I'm planning a couple one gallon stouts in the next few weeks. I've read about getting the distinctive Guinness-style "twang" by deliberately spoiling a bottle or two of stout, boiling it, and adding it back to the brew in secondary.

Would deliberately adding mother of vinegar to a poured bottle work? Am I after a different organism than the mother of vinegar? Has anyone tried this, and, if so, what was the result?

Any info is greatly appreciated!
 
You need lactic acid bacteria. Mother of vinegar makes acetic acid.
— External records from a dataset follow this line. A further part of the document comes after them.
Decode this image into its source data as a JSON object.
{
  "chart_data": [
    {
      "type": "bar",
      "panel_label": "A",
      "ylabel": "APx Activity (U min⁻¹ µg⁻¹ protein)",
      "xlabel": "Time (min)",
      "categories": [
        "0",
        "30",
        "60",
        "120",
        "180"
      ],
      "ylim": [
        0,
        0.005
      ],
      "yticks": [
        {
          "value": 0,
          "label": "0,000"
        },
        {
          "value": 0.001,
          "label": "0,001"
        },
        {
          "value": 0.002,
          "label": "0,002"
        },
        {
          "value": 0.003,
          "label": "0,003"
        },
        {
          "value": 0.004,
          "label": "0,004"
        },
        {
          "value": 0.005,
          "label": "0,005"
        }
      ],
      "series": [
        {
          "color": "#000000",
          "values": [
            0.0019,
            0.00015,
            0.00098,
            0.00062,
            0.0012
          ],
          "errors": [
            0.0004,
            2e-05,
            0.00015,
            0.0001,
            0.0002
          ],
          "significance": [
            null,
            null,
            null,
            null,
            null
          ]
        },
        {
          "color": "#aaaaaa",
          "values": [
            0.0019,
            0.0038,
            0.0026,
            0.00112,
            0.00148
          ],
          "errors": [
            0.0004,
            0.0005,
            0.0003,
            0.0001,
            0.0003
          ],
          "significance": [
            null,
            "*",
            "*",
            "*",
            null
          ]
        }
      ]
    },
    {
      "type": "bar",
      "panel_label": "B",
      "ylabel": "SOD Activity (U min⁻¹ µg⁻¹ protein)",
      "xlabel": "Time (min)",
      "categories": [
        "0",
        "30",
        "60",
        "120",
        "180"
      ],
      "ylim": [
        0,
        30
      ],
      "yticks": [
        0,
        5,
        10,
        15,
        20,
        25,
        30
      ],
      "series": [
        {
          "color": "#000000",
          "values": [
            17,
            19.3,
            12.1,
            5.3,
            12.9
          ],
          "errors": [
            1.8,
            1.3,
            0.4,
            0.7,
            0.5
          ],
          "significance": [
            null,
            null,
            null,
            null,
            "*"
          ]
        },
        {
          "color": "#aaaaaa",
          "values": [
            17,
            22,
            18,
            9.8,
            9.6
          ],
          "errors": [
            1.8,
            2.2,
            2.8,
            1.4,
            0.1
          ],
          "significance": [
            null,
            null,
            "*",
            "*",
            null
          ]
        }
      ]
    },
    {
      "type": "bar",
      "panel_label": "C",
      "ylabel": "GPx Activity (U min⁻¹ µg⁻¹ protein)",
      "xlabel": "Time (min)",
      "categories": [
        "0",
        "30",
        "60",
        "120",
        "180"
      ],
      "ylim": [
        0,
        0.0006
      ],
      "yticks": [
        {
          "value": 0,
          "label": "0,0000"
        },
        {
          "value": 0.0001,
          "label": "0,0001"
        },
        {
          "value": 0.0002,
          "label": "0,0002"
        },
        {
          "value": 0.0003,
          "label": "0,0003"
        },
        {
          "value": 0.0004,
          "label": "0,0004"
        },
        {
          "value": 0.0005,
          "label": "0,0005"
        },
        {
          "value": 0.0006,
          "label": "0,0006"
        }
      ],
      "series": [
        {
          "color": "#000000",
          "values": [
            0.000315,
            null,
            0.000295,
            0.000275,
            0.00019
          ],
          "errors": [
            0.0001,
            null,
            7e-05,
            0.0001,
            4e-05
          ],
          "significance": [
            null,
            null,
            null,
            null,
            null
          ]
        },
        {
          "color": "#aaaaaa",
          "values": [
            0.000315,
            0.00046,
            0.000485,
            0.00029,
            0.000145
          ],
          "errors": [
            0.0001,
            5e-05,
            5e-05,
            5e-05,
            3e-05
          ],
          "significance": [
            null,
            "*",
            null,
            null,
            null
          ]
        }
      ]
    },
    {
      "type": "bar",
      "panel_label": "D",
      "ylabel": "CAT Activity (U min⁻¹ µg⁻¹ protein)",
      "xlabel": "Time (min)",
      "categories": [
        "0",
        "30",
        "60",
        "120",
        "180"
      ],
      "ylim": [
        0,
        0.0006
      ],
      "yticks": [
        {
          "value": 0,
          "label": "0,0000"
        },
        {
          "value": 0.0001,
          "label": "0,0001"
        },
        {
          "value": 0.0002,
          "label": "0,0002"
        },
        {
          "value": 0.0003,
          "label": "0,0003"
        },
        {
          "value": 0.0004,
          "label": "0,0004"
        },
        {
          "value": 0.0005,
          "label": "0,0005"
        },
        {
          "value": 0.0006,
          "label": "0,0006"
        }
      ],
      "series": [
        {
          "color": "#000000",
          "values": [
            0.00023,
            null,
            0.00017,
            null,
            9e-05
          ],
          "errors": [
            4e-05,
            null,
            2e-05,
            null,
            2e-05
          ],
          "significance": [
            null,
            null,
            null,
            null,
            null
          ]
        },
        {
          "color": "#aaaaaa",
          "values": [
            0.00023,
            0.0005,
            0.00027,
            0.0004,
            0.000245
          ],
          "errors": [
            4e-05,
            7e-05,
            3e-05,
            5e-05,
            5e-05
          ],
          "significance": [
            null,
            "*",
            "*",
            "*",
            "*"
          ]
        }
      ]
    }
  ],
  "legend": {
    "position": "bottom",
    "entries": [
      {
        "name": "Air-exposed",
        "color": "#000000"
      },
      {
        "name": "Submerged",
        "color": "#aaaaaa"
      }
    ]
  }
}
You could try adding a spoonful of malt to a bottle, top it off with a bit of your (unaerated) unfermented stout wort and put a balloon on top (ghetto airlock), then keep it in a warm place for a few days. The less oxygen available, the more you'll favor lactic acid over acetic acid. It will be much easier to sour wort than beer.
 
Hmmm. I wasn't sure if I was after lactic acid bacteria or acetic - this is why I asked, and why I love this forum!

I'm going to try the malt-wort set-up. In another bottle, under identical conditions, I'm going to try inoculate a mesophilic lactic bacteria cheese culture, and see what happens.

Thoughts?
 
Sounds like a fun experiment. The strains in cheese cultures are not the same as those found in sour beer (those would be l. delbruckii and l. brevis), so I assume they aren't alcohol tolerant, but if you're adding them to unfermented wort it just might work!

Although there's also the antibacterial properties of hops to consider...
 
I just found the "what goes in beer" post on your blog - nice work!

I actually have an l. brevis culture with my cheesemaking supplies - just found a site that suggests it's particularly hop-resistant, and is seen as a major beer-spoilage organism. I knew that even with good sanitation, it was dodgy to try make beer and cheese/sauerkraut in the same room on the same day...

I think that experimental condition #3 will be some wort inoculated with the juice from a particularly nice jar of 'kraut.
 
Yup, the vinegar culture does eat the alcohol, which is why I thought initially about inoculating some finished stout with it, getting it soured, boiling it to kill the acetobacteria, and denature any ethanol-to-acetic enzymes that might be left, and adding it back to the stout.

I'm not sure if the mother of vinegar can act directly on wort, or not...in this case, though, the mother of vinegar comes from a batch of wine that turned (never get more grapes than you can actually handle, lesson learned!) so should have some sort of yeast present.

I'm going to start tonight. I imagine the turn-around time on this series of tests should be pretty quick - at least for initial, it's-sour-or-it's-not results. Keep the ideas coming, folks, I'll post results when I have 'em!